High stakes automation should always have alarms on error, and since certs have set expiration dates baked into them, you can alarm far before anything goes wrong. Apparently, Riot didn’t have that.
Also, more frequent renewals make it so that people are less likely to forget it exists. Because of that, along with the possible security ramifications, 2 to 10 year certs should never be used, in my opinion. A 10 year cert will always get kicked on to the next team and it’s very possible for things to fall through the cracks.
Certbot/LE should typically be running on the box that’s terminating TLS for you, right? If the box handling your traffic is down, shouldn’t that be a self-evident problem?
I’ve been running Caddy and certbot for nearly a decade and never found a way for them to break without it being 100% my fault. They’re more or less self-healing too. I’m with AmbiguousProps; cert renewals have been pretty damn reliable to automate compared to any other piece of tech, IME.
Yeah I’ve had certbot mess up a few times, though more often it was the scripts that actually shuttle the updated certs to their proper locations and restart services after updating
Future generations using Ai to automate this kind of thing will make it even worse probably.
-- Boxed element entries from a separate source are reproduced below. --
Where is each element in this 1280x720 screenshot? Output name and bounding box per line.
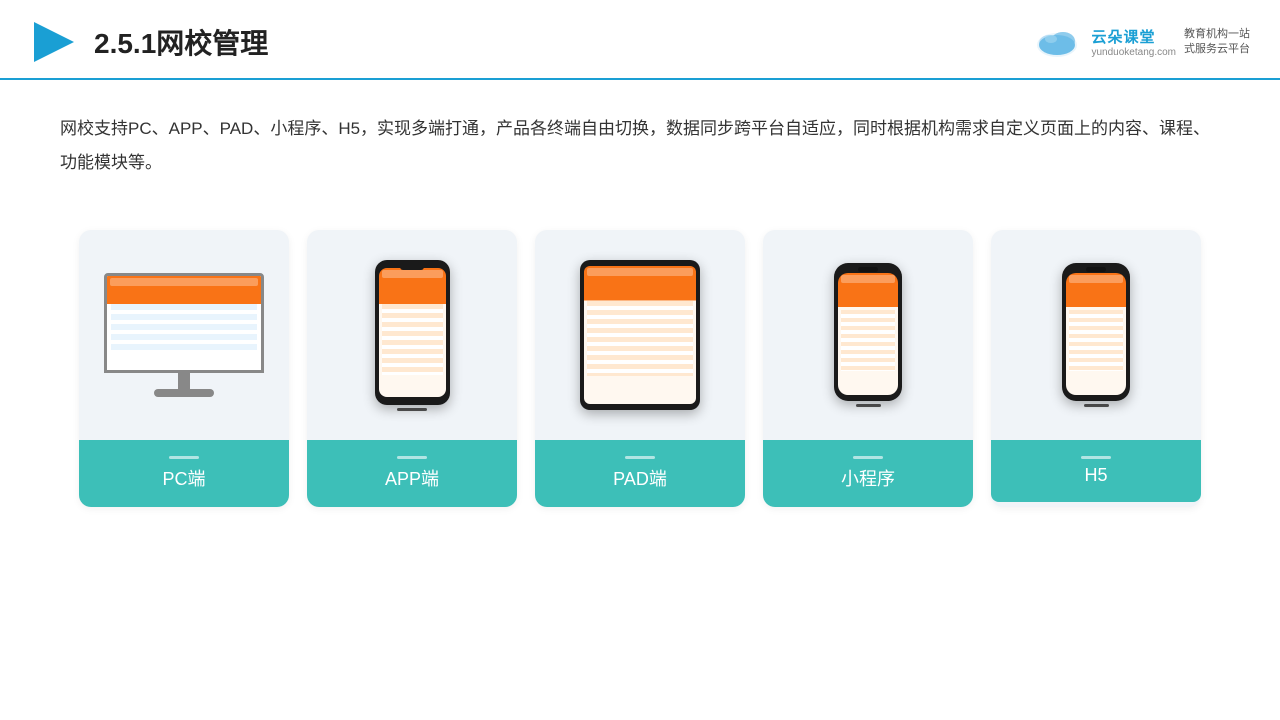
description-paragraph: 网校支持PC、APP、PAD、小程序、H5，实现多端打通，产品各终端自由切换，数… [60, 112, 1220, 180]
app-phone-icon [375, 260, 450, 411]
card-pc-image [79, 230, 289, 440]
cards-container: PC端 APP端 [0, 210, 1280, 527]
description-text: 网校支持PC、APP、PAD、小程序、H5，实现多端打通，产品各终端自由切换，数… [0, 80, 1280, 200]
card-miniprogram: 小程序 [763, 230, 973, 507]
card-pc-label: PC端 [79, 440, 289, 507]
pad-tablet-icon [580, 260, 700, 410]
page-title: 2.5.1网校管理 [94, 22, 268, 62]
card-pc: PC端 [79, 230, 289, 507]
pc-monitor-icon [104, 273, 264, 397]
card-pad-image [535, 230, 745, 440]
logo-text-group: 云朵课堂 yunduoketang.com [1091, 26, 1176, 58]
header-left: 2.5.1网校管理 [30, 18, 268, 66]
card-app-label: APP端 [307, 440, 517, 507]
card-miniprogram-label: 小程序 [763, 440, 973, 507]
miniprogram-phone-icon [834, 263, 902, 407]
logo-url: yunduoketang.com [1091, 47, 1176, 58]
card-h5-image [991, 230, 1201, 440]
logo-name: 云朵课堂 [1091, 26, 1176, 47]
card-app: APP端 [307, 230, 517, 507]
card-pad: PAD端 [535, 230, 745, 507]
card-h5-label: H5 [991, 440, 1201, 502]
card-miniprogram-image [763, 230, 973, 440]
header: 2.5.1网校管理 云朵课堂 yunduoketang.com 教育机构一站式服… [0, 0, 1280, 80]
logo-tagline: 教育机构一站式服务云平台 [1184, 27, 1250, 58]
card-app-image [307, 230, 517, 440]
card-pad-label: PAD端 [535, 440, 745, 507]
cloud-logo-icon [1031, 23, 1083, 61]
card-h5: H5 [991, 230, 1201, 507]
logo-area: 云朵课堂 yunduoketang.com 教育机构一站式服务云平台 [1031, 23, 1250, 61]
play-icon [30, 18, 78, 66]
h5-phone-icon [1062, 263, 1130, 407]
Where I work we went down to 60 days as of 01.01.2026, by end of year the plan is that no cert should be valid for more than 30 days.
I hate it please make it stop.
By 2028 you’ll be at per-transaction certs!
Cool story if everything you have has an API or code based. Try doing it on hundreds of switches and other embedded devices. The whole 42 day thing they’re floating is gonna be a massive nightmare because they don’t realize all the other things out there that use certificates.
What makes you think I don’t do this on embedded devices? I’m not about to dox my self with specifics, but I do this exclusively for embedded hardware as my job. We even do it for devices not directly attached to our network. It’s really not difficult so long as you have control of your enterprise hardware (which, you should, unless your management is terrible at their jobs). Hell, even the routers we use have this functionality built in, failure alarms and all.
If this is a problem for you, it’s probably at an organizational level, and not a technical issue.